Georg Trakl (1887-1915)
Lyrikmail #2254 Lanfranconi
gartenfest
die stühle
nach hinten gekippt
tau legt sich
auf müde gefühle
was unbändig tanzte
liegt matt
im zertrampelten
dunkel verstreut
berauschte
gedanken zerfallen
papierene
fetzen in feuchtem
gras
Katharina Lanfranconi (*1948)
Lyrikmail #2253 Trakl
Vorstadt im Föhn
Am Abend liegt die Stätte öd und braun,
Die Luft von gräulichem Gestank durchzogen.
Das Donnern eines Zugs vom Brückenbogen –
Und Spatzen flattern über Busch und Zaun.
Geduckte Hütten, Pfade wirr verstreut,
In Gärten Durcheinander und Bewegung,
Bisweilen schwillt Geheul aus dumpfer Regung,
In einer Kinderschar fliegt rot ein Kleid.
Am Kehricht pfeift verliebt ein Rattenchor.
In Körben tragen Frauen Eingeweide,
Ein ekelhafter Zug voll Schmutz und Räude,
Kommen sie aus der Dämmerung hervor.
Und ein Kanal speit plötzlich feistes Blut
Vom Schlachthaus in den stillen Fluß hinunter.
Die Föhne färben karge Stauden bunter
Und langsam kriecht die Röte durch die Flut.
Ein Flüstern, das in trübem Schlaf ertrinkt.
Gebilde gaukeln auf aus Wassergräben,
Vielleicht Erinnerung an ein früheres Leben,
Die mit den warmen Winden steigt und sinkt.
Aus Wolken tauchen schimmernde Alleen,
Erfüllt von schönen Wägen, kühnen Reitern.
Dann sieht man auch ein Schiff auf Klippen scheitern
Und manchmal rosenfarbene Moscheen.
Georg Trakl (1887-1915)
Lyrikmail #2252 anonym
Möhte zerspringen mîn herze mir gar
Wenn Leid mein Herz ganz zerspringen lassen könnte
(zwei anonym überlieferte Minnesangstrophen; Übersetzung folgt nach dem Original)
(I)
Möhte zerspringen mîn herze mir gar
von leiden sachen, ich waer lange tôt,
daz diu vil reine mîn nimt keine war
und ich unmaere ir, daz ist ein nôt;
daz ich an ir armen sol niemer erwarmen:
sol ich an ir armen nie mêr ruowen niht,
owê ruowen niht, owê ruowen niht,
ach, sendez herze, der leiden geschiht!
(II)
Tantalus geselle bin ich nu gesîn,
den türstet vil sêre unde tuot hunger wê:
doch sô fliuzet ofte vor dem munde sîn
grânât manger leie und ein tiefer sê.
alsô sên ich dicke lieplîche ougen blicke,
dâ von ich erschricke, ach die tuont mir wê.

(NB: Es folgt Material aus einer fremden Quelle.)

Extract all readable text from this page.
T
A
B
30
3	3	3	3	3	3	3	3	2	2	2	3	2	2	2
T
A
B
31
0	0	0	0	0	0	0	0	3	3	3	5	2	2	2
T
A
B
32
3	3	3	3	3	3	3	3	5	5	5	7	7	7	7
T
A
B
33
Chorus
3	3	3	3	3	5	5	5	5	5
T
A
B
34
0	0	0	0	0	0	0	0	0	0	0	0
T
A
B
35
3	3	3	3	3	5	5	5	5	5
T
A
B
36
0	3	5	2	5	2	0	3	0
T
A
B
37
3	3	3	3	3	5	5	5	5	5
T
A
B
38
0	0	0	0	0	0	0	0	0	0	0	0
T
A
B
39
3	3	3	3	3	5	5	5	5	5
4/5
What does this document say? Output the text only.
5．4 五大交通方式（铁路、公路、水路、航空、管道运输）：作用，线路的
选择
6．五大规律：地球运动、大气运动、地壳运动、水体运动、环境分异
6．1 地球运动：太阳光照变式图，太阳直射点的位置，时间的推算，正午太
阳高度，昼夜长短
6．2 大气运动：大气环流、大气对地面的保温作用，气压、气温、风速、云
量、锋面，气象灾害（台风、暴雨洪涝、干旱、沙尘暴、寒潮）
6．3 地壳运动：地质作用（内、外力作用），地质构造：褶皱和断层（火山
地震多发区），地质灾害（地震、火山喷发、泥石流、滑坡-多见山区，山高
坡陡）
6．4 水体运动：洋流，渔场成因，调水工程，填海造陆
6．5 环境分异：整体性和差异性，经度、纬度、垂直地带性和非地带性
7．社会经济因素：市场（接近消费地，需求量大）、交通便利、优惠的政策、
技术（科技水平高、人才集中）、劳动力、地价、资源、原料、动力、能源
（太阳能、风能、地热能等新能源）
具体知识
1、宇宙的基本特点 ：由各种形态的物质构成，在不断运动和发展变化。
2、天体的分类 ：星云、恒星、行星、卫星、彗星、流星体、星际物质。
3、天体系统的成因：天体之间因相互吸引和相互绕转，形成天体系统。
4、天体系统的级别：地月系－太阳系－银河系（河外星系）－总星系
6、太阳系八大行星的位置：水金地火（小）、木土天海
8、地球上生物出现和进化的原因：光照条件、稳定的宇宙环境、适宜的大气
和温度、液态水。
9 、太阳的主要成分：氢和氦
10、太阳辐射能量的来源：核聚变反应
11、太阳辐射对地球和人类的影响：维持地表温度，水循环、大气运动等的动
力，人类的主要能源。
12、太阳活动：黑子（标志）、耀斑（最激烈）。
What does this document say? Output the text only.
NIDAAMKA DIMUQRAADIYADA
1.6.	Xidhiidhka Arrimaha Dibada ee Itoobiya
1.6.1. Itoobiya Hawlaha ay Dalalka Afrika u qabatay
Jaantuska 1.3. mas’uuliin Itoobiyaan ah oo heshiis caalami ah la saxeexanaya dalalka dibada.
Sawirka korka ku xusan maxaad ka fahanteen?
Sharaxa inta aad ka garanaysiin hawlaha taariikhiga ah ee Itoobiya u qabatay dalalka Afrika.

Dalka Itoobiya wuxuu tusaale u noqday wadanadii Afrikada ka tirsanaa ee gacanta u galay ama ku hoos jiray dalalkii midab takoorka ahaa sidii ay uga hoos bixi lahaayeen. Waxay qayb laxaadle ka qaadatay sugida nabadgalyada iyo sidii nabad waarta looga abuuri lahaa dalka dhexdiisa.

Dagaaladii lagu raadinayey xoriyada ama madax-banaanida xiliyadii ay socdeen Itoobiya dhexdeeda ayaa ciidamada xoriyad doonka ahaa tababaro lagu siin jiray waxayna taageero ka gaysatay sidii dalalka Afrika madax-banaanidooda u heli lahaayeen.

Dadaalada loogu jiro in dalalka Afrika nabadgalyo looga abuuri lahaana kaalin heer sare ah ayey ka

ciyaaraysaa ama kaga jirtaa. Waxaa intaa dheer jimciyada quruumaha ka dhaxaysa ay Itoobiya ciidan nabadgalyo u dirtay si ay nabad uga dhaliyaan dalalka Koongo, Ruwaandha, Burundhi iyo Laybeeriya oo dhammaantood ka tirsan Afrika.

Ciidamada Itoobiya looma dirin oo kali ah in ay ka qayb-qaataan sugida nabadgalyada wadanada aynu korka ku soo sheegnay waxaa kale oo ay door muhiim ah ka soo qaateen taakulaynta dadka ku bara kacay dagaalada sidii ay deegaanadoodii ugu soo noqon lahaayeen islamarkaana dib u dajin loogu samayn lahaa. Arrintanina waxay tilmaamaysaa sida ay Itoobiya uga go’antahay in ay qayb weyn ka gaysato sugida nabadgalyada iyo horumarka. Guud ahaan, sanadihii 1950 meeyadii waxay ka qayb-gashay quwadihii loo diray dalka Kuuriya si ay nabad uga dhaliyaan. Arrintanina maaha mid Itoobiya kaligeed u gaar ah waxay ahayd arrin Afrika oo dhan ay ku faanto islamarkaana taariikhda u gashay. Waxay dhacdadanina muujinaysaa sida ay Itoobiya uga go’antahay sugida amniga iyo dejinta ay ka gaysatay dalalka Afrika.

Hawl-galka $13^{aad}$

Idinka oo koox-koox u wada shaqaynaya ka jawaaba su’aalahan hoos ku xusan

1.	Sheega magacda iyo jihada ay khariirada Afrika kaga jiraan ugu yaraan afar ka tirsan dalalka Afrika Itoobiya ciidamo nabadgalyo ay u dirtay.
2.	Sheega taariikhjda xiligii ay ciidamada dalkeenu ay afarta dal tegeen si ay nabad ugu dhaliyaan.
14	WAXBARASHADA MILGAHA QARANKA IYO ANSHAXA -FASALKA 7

ach daz tuot mir wê, ach die tuont mir wê.
rât edele Minne, daz sorge zergê.
(Übersetzung Strophe I)
Wenn Leid mein Herz ganz zerspringen lassen könnte,
dann wäre ich schon lange tot;
dass die Vollkommene mich überhaupt nicht beachtet
und ich ihr gleichgültig bin, das ist furchtbar.
Dass ich in ihren Armen soll niemals mich wärmen:
soll ich in ihren Armen niemals ruhen,
O weh, niemals ruhen; O weh, niemals ruhen
– beklagt sei, liebendes Herz, diese quälende Sache!
(Übersetzung Strophe II)
Der Gefährte des Tantalus bin ich gewesen:
Den dürstet es sehr und Hunger tut ihm weh:
Und doch schweben vor seinem Mund immer
viele Arten von Granatäpfeln und ein tiefer See.
Genauso sehne ich mich oft nach einem Blick aus lieblichen Augen,
darüber erschrecke ich, ach, die tun mir weh,
ach, das tut mir weh, ach, die tun mir weh.
Hilf, edle Liebe, dass meine Sorge vergeht.
——————————————————-
Der Text des Originals folgt der schönen Minnesangsammlung von Max Wehrli: Deutsche Lyrik des Mittelalters (Manesse Verlag). Das Lied trägt dort die Nr. 112 (KLD 38).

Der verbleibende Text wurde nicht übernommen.